En la segunda década del siglo XXI, estas preocupaciones no ocupan el centro de atención ni resuenan en el interior del filme de Eggers. De hecho, el personaje, construido meticulosamente por Bill Skarsgård, es un ser grotesco con un físico que anula cualquier dimensión erótica asociada con el personaje. El conde Orlok incluso invisibiliza al actor tras un intenso maquillaje, tal y como sucede con el pingüino de Colin Farrell para la nueva versión de Batman. Además, Skarsgård agrega un fuerte acento rumano y una tos asmática que contrasta con las caracterizaciones de Klaus Kinski para Herzog o Gary Oldman para Coppola. En ese sentido, Eggers parece más interesado en criticar las prácticas médicas de comienzos del siglo XIX que introducirse en un laberinto de metáforas propias de la época contemporánea. Por ejemplo, cuando Ellen (Lily-Rose Depp) experimenta ataques y espasmos, parece remitir a los pasajes sobre «la mujer histérica» narrados en Historia de la sexualidad, de Michel Foucault. Estos momentos, lejos de mostrar a los médicos como sujetos racionales, los sitúan dentro de los prejuicios propios de la época.

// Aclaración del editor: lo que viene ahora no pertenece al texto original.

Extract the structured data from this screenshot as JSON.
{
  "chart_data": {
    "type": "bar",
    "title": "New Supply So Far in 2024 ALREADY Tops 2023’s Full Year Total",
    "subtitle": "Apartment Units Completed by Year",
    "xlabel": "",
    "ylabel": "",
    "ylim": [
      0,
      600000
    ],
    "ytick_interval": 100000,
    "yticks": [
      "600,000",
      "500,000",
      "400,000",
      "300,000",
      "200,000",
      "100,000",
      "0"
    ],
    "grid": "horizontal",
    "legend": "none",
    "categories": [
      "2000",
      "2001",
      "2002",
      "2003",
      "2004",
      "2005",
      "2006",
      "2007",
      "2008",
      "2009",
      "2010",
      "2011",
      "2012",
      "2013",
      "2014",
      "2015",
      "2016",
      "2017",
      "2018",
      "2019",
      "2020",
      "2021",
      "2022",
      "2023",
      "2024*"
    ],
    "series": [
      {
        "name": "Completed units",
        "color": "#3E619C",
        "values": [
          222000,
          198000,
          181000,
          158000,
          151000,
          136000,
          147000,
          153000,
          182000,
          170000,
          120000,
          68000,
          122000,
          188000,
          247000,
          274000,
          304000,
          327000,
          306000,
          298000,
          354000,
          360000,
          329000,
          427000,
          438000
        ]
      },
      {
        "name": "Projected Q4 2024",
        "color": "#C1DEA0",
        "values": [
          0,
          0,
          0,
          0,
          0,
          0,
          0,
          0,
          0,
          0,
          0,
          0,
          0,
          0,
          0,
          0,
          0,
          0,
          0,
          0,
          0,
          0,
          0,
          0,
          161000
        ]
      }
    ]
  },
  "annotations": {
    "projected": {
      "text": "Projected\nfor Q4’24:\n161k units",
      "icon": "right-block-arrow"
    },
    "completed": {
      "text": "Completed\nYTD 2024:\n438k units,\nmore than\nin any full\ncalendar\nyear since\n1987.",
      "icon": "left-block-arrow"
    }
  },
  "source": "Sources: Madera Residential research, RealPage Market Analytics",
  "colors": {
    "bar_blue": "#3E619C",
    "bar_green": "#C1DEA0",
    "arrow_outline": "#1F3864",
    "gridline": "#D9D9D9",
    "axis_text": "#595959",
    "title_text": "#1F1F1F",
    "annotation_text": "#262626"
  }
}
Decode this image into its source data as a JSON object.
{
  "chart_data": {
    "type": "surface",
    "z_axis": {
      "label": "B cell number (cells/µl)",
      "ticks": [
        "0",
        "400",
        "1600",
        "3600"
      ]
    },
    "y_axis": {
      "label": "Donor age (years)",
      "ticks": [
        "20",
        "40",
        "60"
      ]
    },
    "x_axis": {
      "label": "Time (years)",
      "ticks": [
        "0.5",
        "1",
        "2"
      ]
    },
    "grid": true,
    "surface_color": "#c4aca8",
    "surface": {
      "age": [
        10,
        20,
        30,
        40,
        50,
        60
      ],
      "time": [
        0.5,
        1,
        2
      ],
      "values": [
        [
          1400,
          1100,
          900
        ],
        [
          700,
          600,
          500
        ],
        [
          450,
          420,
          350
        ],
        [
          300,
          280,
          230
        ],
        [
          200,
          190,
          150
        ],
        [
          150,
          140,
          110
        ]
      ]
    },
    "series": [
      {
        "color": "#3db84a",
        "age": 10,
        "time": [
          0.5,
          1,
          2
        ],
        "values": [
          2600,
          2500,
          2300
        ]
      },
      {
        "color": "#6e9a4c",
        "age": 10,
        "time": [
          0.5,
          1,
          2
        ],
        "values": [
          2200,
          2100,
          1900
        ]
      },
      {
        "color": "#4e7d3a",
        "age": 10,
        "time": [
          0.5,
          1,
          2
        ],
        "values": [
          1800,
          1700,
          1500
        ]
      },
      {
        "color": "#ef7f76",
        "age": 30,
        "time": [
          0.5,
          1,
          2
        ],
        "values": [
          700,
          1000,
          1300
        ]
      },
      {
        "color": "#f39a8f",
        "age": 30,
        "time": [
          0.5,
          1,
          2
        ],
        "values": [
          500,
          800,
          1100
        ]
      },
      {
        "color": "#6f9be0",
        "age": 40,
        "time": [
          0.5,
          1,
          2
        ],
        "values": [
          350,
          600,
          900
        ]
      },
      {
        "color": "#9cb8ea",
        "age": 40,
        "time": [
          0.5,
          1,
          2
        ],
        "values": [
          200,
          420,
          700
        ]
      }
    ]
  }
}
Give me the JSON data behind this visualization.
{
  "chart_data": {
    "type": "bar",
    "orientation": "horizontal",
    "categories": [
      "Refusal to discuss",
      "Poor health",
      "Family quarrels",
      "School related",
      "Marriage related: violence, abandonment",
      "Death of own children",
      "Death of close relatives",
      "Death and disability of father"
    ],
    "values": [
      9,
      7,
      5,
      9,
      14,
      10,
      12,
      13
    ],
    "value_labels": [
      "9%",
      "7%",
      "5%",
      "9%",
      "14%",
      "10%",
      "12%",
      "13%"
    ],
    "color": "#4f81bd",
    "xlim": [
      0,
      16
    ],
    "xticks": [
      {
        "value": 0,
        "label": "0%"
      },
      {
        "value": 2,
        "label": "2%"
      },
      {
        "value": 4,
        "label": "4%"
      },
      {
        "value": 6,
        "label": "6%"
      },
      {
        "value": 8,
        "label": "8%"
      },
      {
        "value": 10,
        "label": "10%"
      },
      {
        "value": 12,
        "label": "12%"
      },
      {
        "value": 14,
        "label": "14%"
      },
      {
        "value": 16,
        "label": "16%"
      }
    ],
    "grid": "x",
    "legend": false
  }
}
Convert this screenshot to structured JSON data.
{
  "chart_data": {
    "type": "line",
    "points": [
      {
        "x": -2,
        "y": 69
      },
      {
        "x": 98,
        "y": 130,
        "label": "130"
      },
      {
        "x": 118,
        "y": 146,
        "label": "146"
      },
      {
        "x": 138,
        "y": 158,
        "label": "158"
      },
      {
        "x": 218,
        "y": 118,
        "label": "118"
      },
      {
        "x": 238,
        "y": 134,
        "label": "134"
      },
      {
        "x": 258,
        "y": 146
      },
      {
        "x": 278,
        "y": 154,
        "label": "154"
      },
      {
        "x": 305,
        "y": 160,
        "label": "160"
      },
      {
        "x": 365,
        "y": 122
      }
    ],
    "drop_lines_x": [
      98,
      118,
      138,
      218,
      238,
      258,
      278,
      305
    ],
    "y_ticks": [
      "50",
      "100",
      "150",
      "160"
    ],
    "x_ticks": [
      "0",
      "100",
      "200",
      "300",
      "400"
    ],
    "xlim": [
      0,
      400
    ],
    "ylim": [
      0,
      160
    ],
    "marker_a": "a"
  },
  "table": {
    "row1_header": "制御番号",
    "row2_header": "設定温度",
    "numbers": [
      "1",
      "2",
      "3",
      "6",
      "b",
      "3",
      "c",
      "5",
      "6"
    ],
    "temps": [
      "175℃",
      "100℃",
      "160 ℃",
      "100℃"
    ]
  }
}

Finalmente, hay muchas referencias que vienen y van a lo largo de este nuevo Nosferatu, desde Posesión (Possession, Andrzej Zulawski, 1981) y El exorcista (The Exorcist, William Friedkin, 1973) hasta algún que otro toque Cronenberg. El folclor que impregna cada rincón del paisaje en Nosferatu encuentra un vínculo directo con el estilo característico del primer Robert Eggers en La bruja (The Witch, 2015), aunque aquí se despliega con una escala y magnitud mucho más imponentes. Si es necesario nombrar un punto débil en esta adaptación me inclinaría por la caracterización desalmada de Nicholas Hoult como Thomas Hutter, el agente inmobiliario que antes fuera inmortalizado por actores de la talla de Bruno Ganz y Keanu Reeves. No obstante, este detalle no deteriora la vitalidad de este filme, pues los actores no ocupan el centro absoluto de la trama, sino que se integran como un componente más en el diseño total del filme, al mismo nivel que la fotografía, la edición y los efectos sonoros.